Die heutige Stadt Kirchen war als das „Dorf der Millionäre“ in Deutschland bekannt – und dazu haben die Industriellen-Familien wie Stein, Jung und Kraemer beigetragen. Die Villen erzählen noch heute von dieser Ära. Die Villa Kraemer ist bekanntlich Sitz der Stadtverwaltung, Jung-Jungenthal noch immer als Lokomotivfabrik ein Begriff.
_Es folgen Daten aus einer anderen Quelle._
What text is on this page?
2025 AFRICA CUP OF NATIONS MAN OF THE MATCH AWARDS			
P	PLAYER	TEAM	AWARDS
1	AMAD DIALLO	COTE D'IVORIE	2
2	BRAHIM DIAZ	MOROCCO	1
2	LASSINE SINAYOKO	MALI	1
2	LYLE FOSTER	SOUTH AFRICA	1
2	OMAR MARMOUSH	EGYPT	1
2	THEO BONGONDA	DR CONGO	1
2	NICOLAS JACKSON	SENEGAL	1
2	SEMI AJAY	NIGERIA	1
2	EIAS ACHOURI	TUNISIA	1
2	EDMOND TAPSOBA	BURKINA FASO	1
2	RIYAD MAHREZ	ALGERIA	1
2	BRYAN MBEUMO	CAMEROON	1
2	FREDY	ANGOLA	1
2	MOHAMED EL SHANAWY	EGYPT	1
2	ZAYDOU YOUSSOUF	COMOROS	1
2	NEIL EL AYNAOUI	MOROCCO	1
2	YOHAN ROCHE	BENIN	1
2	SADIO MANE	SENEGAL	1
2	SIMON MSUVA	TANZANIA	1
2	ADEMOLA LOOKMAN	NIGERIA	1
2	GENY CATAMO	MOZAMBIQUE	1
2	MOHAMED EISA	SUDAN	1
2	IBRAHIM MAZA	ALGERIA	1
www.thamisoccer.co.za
Abseits von firmengeschichtlicher Historie öffnet sich mit den Briefen eine Tür zur „hohen Kirchener Gesellschaft“ jener Zeit. Das ist spannend, weiß Pfeifer: „Wir erhalten einen Einblick, wie die Menschen gelebt haben, welche Probleme sie hatten.“ Für ihn sind sie ein Schatz.
Den überwiegenden Teil der Briefe schrieb Mathilde Prigge (1851-1882) – die Schwester von Arnold Jung (1859-1911) – an Schwester Emma (1849-1913). Letztere heiratete in das Haus Kraemer ein, ihr Ehemann war Justus (1845-1875). Oft sei die Rede von „Kränzchen“, zu denen sich die Damen und Herren trafen, so Pfeifer, der alles aus dem Sütterlin transkribiert hat.
So berichtet Mathilde an ihre Schwester, die auf Reisen ist, vom Fortgang der Renovierung des Hauses – eine der Villen an der Hauptstraße. „Wiefel“ habe den Flur gemacht, aber nicht aufgeräumt: „Und lagen die Schnitzel noch alle umher. Jetzt lässt er wieder nichts von sich hören, nun, das schadet ja nichts, die untere Küche ist fertig bis aufs Einrichten“.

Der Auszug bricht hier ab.